I am trying to speedup the ruby1.8.6 'require' function for Windows.
I've noticed that for file that successfully found FileMon reports too
many such errors:
DeviceIoControl, FAST IO DISALLOWED, Control: 0x12043
DeviceIoControl, INVALID PARAMETER, Control: 0x12043
One of the sources of these messages is:
win32.c > rb_w32_fclose > is_socket > getsockopt
I decided to reproduce this error. So, I wrote a test application linked
with msvcr80-ruby18-static.lib:
- - - - -
FILE * fp = fopen(fname, "r");
fclose(fp); // This results in rb_w32_fclose call.
- - - - -
But I do NOT get DeviceIoControl errors from my_test!
So in short
1. I get DeviceIoControl errors from rb_w32_fclose called by ruby.exe
2. I do NOT get DeviceIoControl from rb_w32_fclose called by my_test.exe
3. Errors come from the 'getsockopt' function.
Can any one explain this, please? How can we avoid errors comming from
ruby.exe?
Thank you,
- Alex
--
Posted via http://www.ruby-forum.com/.
Btw, is not there any better alternative for 'win32.c > is_socket'
function?
I did this with cygwin's version of Ruby
$ ruby -r a -e '1'
There was an empty file a.rb in the current directory.
I used Process Monitor 2.03 which is the successor of File Mon. I
exported the trace filtered for the file name in field "Path" and
"Process Name" for "ruby.exe". Please find the result attached. I did
not find any DeviceIoControl which might be because of the other ruby
version.
HTH
Cheers
robert
http://groups.google.com/group/comp.lang.ruby/msg/8f85de91d3c3ba77
Cheers
robert
--
remember.guy do |as, often| as.you_can - without end
Your logs looks good.
I tested again in such environment:
OS: Vista
Process Monitor: 2.03
Ruby: 1.8.6, 1.8.7, 1.9.0
Used the same a.rb and command line as you. I got similar results for
all ruby versions: every successfull read of a.rb is followed by ~60
DeviceIoControl.
I can't attach my CVS (posting from google site). How did you attach
it?
- Alex
And I also do not notice any slowdowns of require.
> I tested again in such environment:
> OS: Vista
> Process Monitor: 2.03
> Ruby: 1.8.6, 1.8.7, 1.9.0
My version was
ruby 1.8.7 (2008-08-11 patchlevel 72) [i386-cygwin]

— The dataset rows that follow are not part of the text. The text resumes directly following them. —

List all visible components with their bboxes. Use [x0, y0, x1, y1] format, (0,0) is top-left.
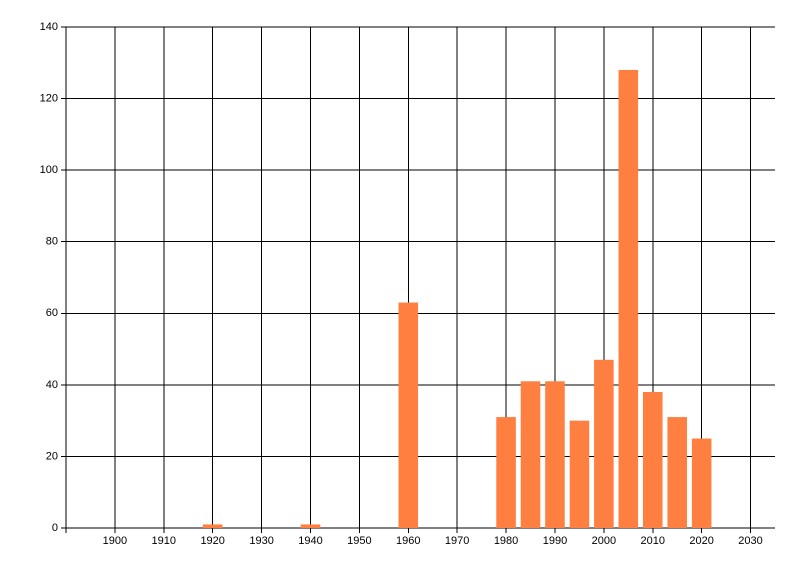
bar: [642, 392, 663, 528]
bar: [667, 417, 687, 528]
bar: [398, 302, 419, 528]
y-tick-label: 100: [40, 164, 58, 176]
x-tick-label: 2020: [689, 535, 713, 547]
x-tick-label: 1940: [298, 535, 322, 547]
bar: [545, 381, 565, 528]
bar: [594, 359, 614, 528]
x-tick-label: 2000: [592, 535, 616, 547]
x-tick-label: 1980: [494, 535, 518, 547]
x-tick-label: 1930: [249, 535, 273, 547]
x-tick-label: 1900: [103, 535, 127, 547]
y-tick-label: 40: [46, 379, 58, 391]
y-tick-label: 20: [46, 450, 58, 462]
bar: [569, 420, 590, 528]
x-tick-label: 1950: [347, 535, 371, 547]
bar: [496, 417, 516, 528]
bar: [520, 381, 541, 528]
y-tick-label: 120: [40, 92, 58, 104]
x-tick-label: 1910: [152, 535, 176, 547]
y-tick-label: 60: [46, 307, 58, 319]
bar: [300, 524, 321, 528]
x-tick-label: 2010: [641, 535, 665, 547]
x-tick-label: 2030: [738, 535, 762, 547]
y-tick-label: 0: [52, 522, 58, 534]
y-tick-label: 140: [40, 21, 58, 33]
x-tick-label: 1960: [396, 535, 420, 547]
x-tick-label: 1920: [200, 535, 224, 547]
x-tick-label: 1970: [445, 535, 469, 547]
bar: [618, 69, 639, 528]
y-tick-label: 80: [46, 236, 58, 248]
bar: [202, 524, 223, 528]
x-tick-label: 1990: [543, 535, 567, 547]
bar: [691, 438, 712, 528]
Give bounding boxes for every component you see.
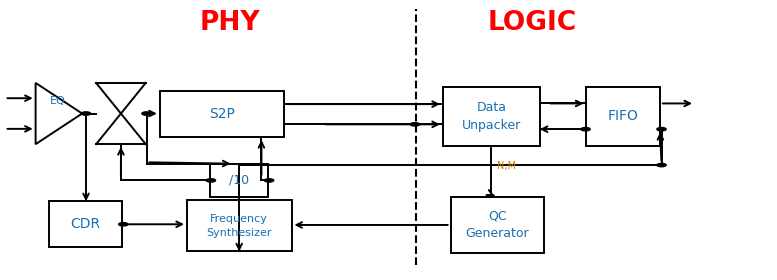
Circle shape — [119, 223, 128, 226]
FancyBboxPatch shape — [210, 164, 268, 197]
FancyBboxPatch shape — [160, 91, 284, 137]
Text: QC
Generator: QC Generator — [465, 209, 529, 241]
Circle shape — [410, 123, 420, 126]
Text: PHY: PHY — [199, 10, 260, 36]
FancyBboxPatch shape — [451, 197, 544, 253]
FancyBboxPatch shape — [587, 87, 660, 146]
Text: N,M: N,M — [497, 161, 517, 171]
Text: Frequency
Synthesizer: Frequency Synthesizer — [207, 214, 272, 238]
FancyBboxPatch shape — [443, 87, 540, 146]
Circle shape — [264, 179, 274, 182]
Circle shape — [142, 112, 152, 115]
Text: LOGIC: LOGIC — [487, 10, 577, 36]
Circle shape — [206, 179, 215, 182]
FancyBboxPatch shape — [49, 201, 123, 247]
Text: S2P: S2P — [209, 107, 235, 121]
Text: CDR: CDR — [71, 217, 101, 231]
Circle shape — [581, 127, 591, 131]
Text: FIFO: FIFO — [608, 109, 639, 123]
Text: EQ: EQ — [50, 96, 65, 106]
Circle shape — [82, 112, 91, 115]
Text: Data
Unpacker: Data Unpacker — [462, 101, 521, 132]
Polygon shape — [36, 83, 82, 144]
Circle shape — [657, 164, 666, 167]
FancyBboxPatch shape — [186, 200, 291, 251]
Text: /10: /10 — [229, 174, 249, 187]
Circle shape — [657, 127, 666, 131]
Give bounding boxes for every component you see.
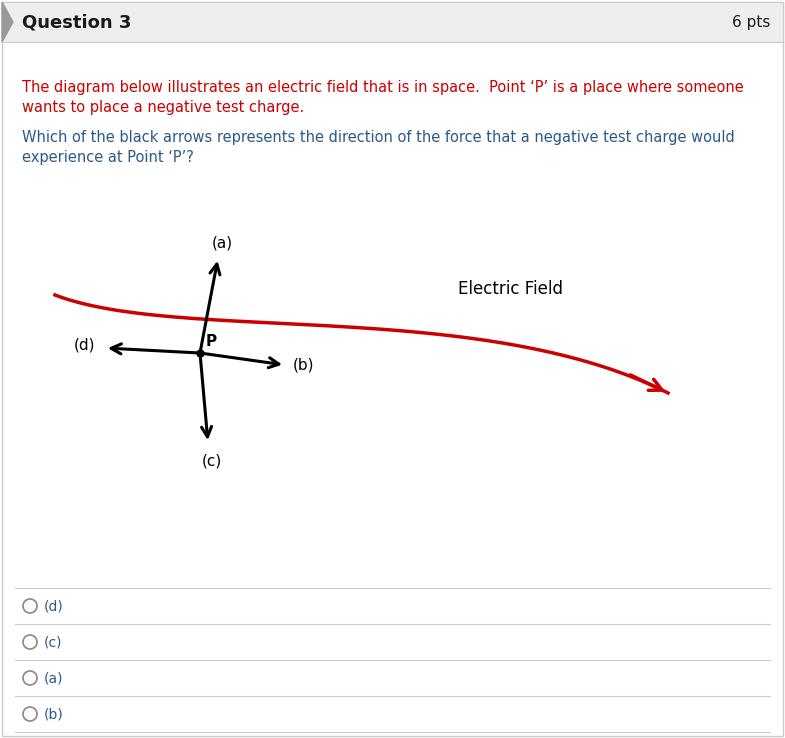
Text: (b): (b) — [44, 707, 64, 721]
Text: (a): (a) — [44, 671, 64, 685]
Text: (d): (d) — [74, 337, 95, 353]
Text: P: P — [206, 334, 217, 349]
Text: wants to place a negative test charge.: wants to place a negative test charge. — [22, 100, 305, 115]
Text: 6 pts: 6 pts — [732, 15, 770, 30]
Text: experience at Point ‘P’?: experience at Point ‘P’? — [22, 150, 194, 165]
Text: (d): (d) — [44, 599, 64, 613]
Text: (b): (b) — [293, 357, 315, 373]
Text: Question 3: Question 3 — [22, 13, 131, 31]
Text: Electric Field: Electric Field — [458, 280, 563, 298]
Bar — [2, 2, 783, 42]
Text: Which of the black arrows represents the direction of the force that a negative : Which of the black arrows represents the… — [22, 130, 735, 145]
Polygon shape — [2, 2, 13, 42]
Text: (c): (c) — [44, 635, 63, 649]
Text: The diagram below illustrates an electric field that is in space.  Point ‘P’ is : The diagram below illustrates an electri… — [22, 80, 743, 95]
Text: (c): (c) — [202, 453, 222, 468]
Text: (a): (a) — [211, 235, 232, 250]
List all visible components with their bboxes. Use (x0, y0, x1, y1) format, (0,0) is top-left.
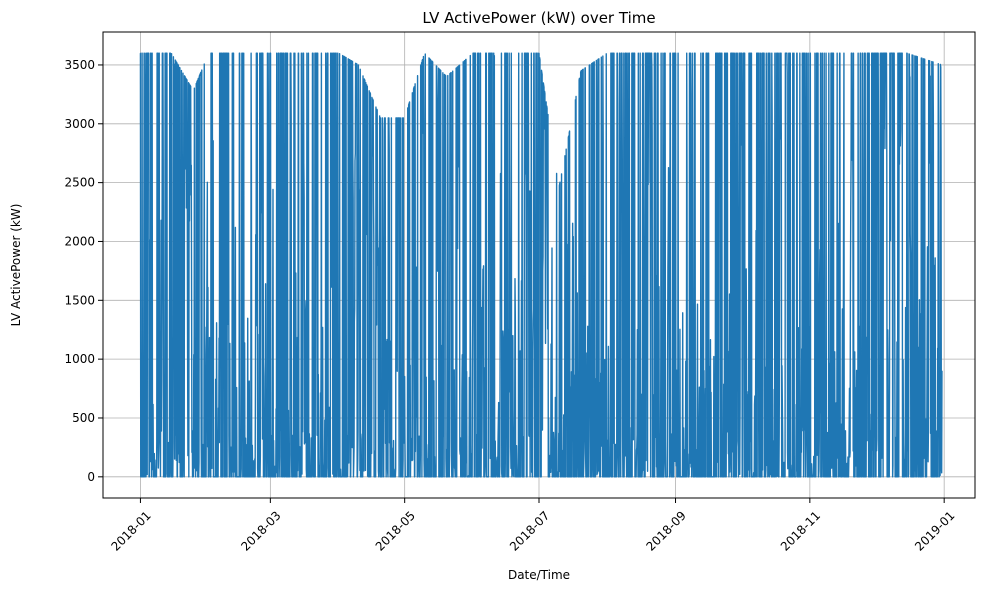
chart-title: LV ActivePower (kW) over Time (422, 9, 655, 27)
y-axis-label: LV ActivePower (kW) (9, 204, 23, 327)
x-axis-label: Date/Time (508, 568, 570, 582)
y-tick-label: 0 (87, 470, 95, 484)
y-tick-label: 1500 (64, 293, 95, 307)
series-path (139, 52, 943, 478)
y-tick-label: 2000 (64, 234, 95, 248)
y-tick-label: 1000 (64, 352, 95, 366)
y-axis: 0 500 1000 1500 2000 2500 3000 3500 (64, 58, 103, 484)
y-tick-label: 3000 (64, 117, 95, 131)
y-tick-label: 2500 (64, 176, 95, 190)
y-tick-label: 3500 (64, 58, 95, 72)
series-line (139, 52, 943, 478)
y-tick-label: 500 (72, 411, 95, 425)
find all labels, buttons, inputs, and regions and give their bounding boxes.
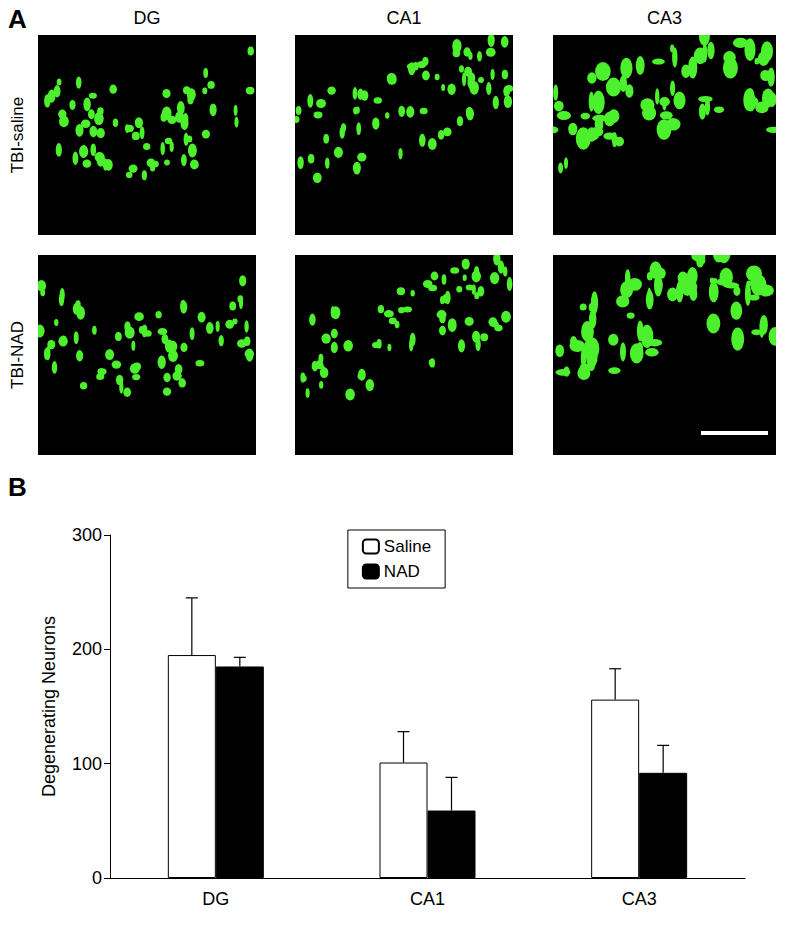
svg-text:Degenerating Neurons: Degenerating Neurons xyxy=(39,616,59,797)
svg-text:CA3: CA3 xyxy=(622,889,657,909)
svg-text:DG: DG xyxy=(202,889,229,909)
svg-text:Saline: Saline xyxy=(384,537,431,556)
html-text:CA3: CA3 xyxy=(647,8,682,28)
html-text:A: A xyxy=(8,4,27,34)
svg-text:CA1: CA1 xyxy=(410,889,445,909)
svg-text:0: 0 xyxy=(92,868,102,888)
svg-text:200: 200 xyxy=(72,639,102,659)
html-text:B: B xyxy=(8,472,27,502)
html-text:CA1: CA1 xyxy=(386,8,422,28)
svg-text:NAD: NAD xyxy=(384,562,420,581)
svg-text:100: 100 xyxy=(72,754,102,774)
html-text:DG: DG xyxy=(133,8,161,28)
svg-text:300: 300 xyxy=(72,525,102,545)
html-text:TBI-saline: TBI-saline xyxy=(8,96,27,174)
html-text:TBI-NAD: TBI-NAD xyxy=(8,321,27,389)
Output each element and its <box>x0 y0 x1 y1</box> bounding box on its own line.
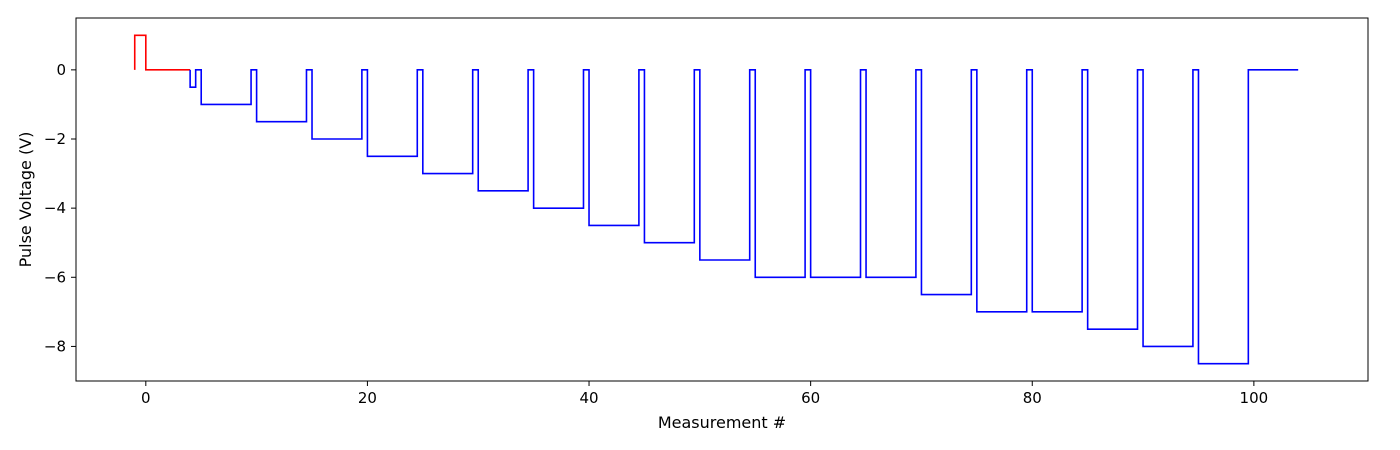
y-tick-label: −2 <box>44 130 66 148</box>
x-tick-label: 80 <box>1023 389 1042 407</box>
x-tick-label: 40 <box>579 389 598 407</box>
series-line-1 <box>189 69 1299 365</box>
x-tick-label: 60 <box>801 389 820 407</box>
series-layer <box>133 34 1299 365</box>
y-tick-label: −8 <box>44 337 66 355</box>
y-tick-label: −4 <box>44 199 66 217</box>
series-line-0 <box>133 34 191 71</box>
y-axis: 0 −2 −4 −6 −8 <box>44 61 76 355</box>
plot-frame <box>75 17 1369 382</box>
x-axis: 0 20 40 60 80 100 <box>141 381 1268 407</box>
x-tick-label: 20 <box>358 389 377 407</box>
y-tick-label: −6 <box>44 268 66 286</box>
x-axis-label: Measurement # <box>658 413 786 432</box>
x-tick-label: 100 <box>1240 389 1269 407</box>
y-axis-label: Pulse Voltage (V) <box>16 132 35 268</box>
y-tick-label: 0 <box>56 61 66 79</box>
plot-area <box>76 18 1368 381</box>
x-tick-label: 0 <box>141 389 151 407</box>
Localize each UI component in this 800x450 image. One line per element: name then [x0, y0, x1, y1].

> Used the same a.rb and command line as you. I got similar results for
> all ruby versions: every successfull read of a.rb is followed by ~60
> DeviceIoControl.
Maybe it's in your environment? Do you somehow require "rubygems"?
> I can't attach my CVS (posting from google site). How did you attach
> it?
I sent it via Newsreader to the newsgroup comp.lang.ruby.
Kind regards
robert
> ruby 1.8.7 (2008-08-11 patchlevel 72) [i386-cygwin]
Probably cygwin is not calling the same OS functions.
> Maybe it's in your environment? Do you somehow require "rubygems"?
I tested on Windows Server 2003. And I tryed with/without rubygems -
same results.
Btw, I compiled ruby from sources, and changed rb_w32_fclose.
//if (!is_socket(sock)) {
if(1) {
...
return fclose(fp);
}
The DeviceIoControl lines are gone. Then I checked the speed. I
installed rails 2.2.2, then did:
1. irb -rubygems
2. s = Time.now; require 'activesupport'; e = Time.now; e.to_f - s.to_f
For normal ruby results was:
~ 1.16 sec
For patched ruby:
~ 1.00 sec
Not a big advantage, but any way. Going to see if in more complex
situations this can be more valuable...
Yes, that's a likely explanation.
> For normal ruby results was:
> ~ 1.16 sec
>
> For patched ruby:
> ~ 1.00 sec
>
> Not a big advantage, but any way. Going to see if in more complex
> situations this can be more valuable...
I don't think it's worth the hassle. Just my 0.02EUR...
Kind regards
I see the same issue here, with MSVC builds. However, with MingW
builds, i don't get the problem. The is_socket function you mention
has been changed significantly in 1.9.1 anyway.
Submit a patch to core :)
-=R
This was not a patch, just an experiment. I simply commented a call to
is_socket in rb_w32_fclose function. The 'require' works, but socket
related functionality whould be broken :-) And as for now I see no
significant improvements, not going to continue.